Outre le fait que notre thérapeute retrouve goût à la vie, il construit à partir de sa propre expérimentation une véritable théorie , une conception de l'âme humaine, et qui dit âme dit religion. C'est sans doute un des aspects les plus drôles du roman : prières, culte dé-dié, vénération.
Redevenant de temps à autre (en fonction de…vous devinez quoi!) un scientifique cohérent, Luke monte une étude expérimentale pour étayer ses hypothèses : et pourtant ses pairs rejettent ses travaux et le bannissent, malgré la rigueur interne de l'étude…est-ce parce qu'il est impliqué en tant que sujet? ou plutôt que la morale est bafouée jusqu'à l'impensable?
Il n'empêche que l'engouement gagne la population, tel une maladie contagieuse, par simple oui-dire. On n'ose penser à l'influence des réseaux sociaux s'ils avaient existé à cette époque…
Dé-janté, foisonnant, truculent, carrément pornographique, l'auteur serait-il le fils caché de Rabelais qui aurait croisé Sade sur son chemin. On passe du rire au dégoût en un seul jet de dés, tout en cogitant intensément, et comme le dit un collègue et néanmoins ami de Luke, le pire c'est que le raisonnement tient la route du fait d'une logique interne, d'un strict point de vu théorique : l'avènement d'un ego construit de toute pièce par le hasard ne pourrait-il conduire à un épanouissement total? C'est socialement que le bât blesse.

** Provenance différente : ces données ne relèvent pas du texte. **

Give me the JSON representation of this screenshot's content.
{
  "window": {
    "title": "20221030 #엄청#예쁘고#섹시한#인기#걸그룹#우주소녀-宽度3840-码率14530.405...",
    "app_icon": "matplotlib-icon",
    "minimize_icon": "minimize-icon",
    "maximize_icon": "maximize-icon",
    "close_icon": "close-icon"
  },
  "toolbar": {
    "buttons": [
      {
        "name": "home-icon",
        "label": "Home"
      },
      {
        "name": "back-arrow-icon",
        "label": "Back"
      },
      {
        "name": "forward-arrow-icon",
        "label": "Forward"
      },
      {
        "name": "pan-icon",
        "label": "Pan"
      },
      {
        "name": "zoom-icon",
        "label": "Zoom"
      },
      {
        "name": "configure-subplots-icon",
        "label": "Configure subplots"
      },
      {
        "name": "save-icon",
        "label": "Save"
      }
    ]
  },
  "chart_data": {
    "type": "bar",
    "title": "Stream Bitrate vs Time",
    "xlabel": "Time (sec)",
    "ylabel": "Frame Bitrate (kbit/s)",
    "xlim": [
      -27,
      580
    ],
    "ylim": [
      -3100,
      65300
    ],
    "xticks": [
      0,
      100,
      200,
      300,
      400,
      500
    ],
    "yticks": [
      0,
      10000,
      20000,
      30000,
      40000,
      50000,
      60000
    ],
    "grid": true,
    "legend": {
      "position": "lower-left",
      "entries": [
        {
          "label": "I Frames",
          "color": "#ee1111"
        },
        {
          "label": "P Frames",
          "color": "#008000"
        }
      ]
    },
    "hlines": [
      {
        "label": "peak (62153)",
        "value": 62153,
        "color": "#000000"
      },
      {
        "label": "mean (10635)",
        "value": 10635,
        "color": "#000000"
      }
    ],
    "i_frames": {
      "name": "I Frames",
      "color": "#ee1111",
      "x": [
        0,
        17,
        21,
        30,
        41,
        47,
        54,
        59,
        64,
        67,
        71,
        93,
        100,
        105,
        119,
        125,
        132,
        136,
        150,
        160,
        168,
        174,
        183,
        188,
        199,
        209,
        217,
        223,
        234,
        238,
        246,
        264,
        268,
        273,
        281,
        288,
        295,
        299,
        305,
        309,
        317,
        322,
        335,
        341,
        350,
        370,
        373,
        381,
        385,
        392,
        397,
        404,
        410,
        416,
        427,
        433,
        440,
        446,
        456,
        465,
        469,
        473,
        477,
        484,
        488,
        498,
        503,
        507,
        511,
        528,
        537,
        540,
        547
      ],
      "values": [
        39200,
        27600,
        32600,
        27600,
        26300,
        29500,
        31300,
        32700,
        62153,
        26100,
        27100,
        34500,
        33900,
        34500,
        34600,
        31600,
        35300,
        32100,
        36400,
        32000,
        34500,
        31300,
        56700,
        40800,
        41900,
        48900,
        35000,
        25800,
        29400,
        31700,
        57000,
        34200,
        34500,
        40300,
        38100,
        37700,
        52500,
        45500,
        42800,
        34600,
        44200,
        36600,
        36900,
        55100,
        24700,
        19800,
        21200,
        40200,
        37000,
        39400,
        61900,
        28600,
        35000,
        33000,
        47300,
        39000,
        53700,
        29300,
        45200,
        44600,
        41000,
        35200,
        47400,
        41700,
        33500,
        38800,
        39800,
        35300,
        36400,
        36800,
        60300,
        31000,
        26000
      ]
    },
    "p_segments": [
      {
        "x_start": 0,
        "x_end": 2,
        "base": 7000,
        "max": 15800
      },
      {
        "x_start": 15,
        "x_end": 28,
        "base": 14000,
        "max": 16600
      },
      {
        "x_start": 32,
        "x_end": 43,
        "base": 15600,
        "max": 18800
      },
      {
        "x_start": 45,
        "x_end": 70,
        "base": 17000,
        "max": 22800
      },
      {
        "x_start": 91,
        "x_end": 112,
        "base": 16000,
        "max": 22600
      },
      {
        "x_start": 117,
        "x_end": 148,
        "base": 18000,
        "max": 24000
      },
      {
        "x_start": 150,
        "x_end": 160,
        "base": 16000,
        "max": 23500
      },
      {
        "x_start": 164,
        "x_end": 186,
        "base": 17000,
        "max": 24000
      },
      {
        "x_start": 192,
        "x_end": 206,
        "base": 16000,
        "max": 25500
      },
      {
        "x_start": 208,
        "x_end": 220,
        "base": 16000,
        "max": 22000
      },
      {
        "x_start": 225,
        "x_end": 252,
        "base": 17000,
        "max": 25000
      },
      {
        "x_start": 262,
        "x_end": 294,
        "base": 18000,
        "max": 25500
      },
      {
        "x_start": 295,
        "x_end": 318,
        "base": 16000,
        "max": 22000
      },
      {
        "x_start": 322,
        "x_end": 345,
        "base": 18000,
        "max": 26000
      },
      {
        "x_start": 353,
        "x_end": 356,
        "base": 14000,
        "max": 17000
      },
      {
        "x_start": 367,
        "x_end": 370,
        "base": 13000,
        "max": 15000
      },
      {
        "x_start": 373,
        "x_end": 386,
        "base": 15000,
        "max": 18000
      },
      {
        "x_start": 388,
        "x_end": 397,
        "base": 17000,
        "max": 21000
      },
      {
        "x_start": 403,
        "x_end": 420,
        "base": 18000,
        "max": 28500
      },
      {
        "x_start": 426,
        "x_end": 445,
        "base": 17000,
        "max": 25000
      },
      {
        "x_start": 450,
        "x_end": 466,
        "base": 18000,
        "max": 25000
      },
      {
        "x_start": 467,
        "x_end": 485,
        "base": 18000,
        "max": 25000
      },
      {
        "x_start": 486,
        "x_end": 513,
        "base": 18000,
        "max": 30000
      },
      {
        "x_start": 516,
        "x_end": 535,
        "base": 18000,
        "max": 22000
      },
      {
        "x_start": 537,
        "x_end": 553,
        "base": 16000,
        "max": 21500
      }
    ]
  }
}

Sacré personnage que ce narrateur, qui porte le nom de l'auteur, pour entrainer le lecteur sur la fausse-piste d'une autobiographie. Fou ou génie, saint homme ou truand de bas étage, simple addict d'un jeu de hasard basique ou subtil théoricien d'une conception révolutionnaire de la psyché, il est tout cela à la fois.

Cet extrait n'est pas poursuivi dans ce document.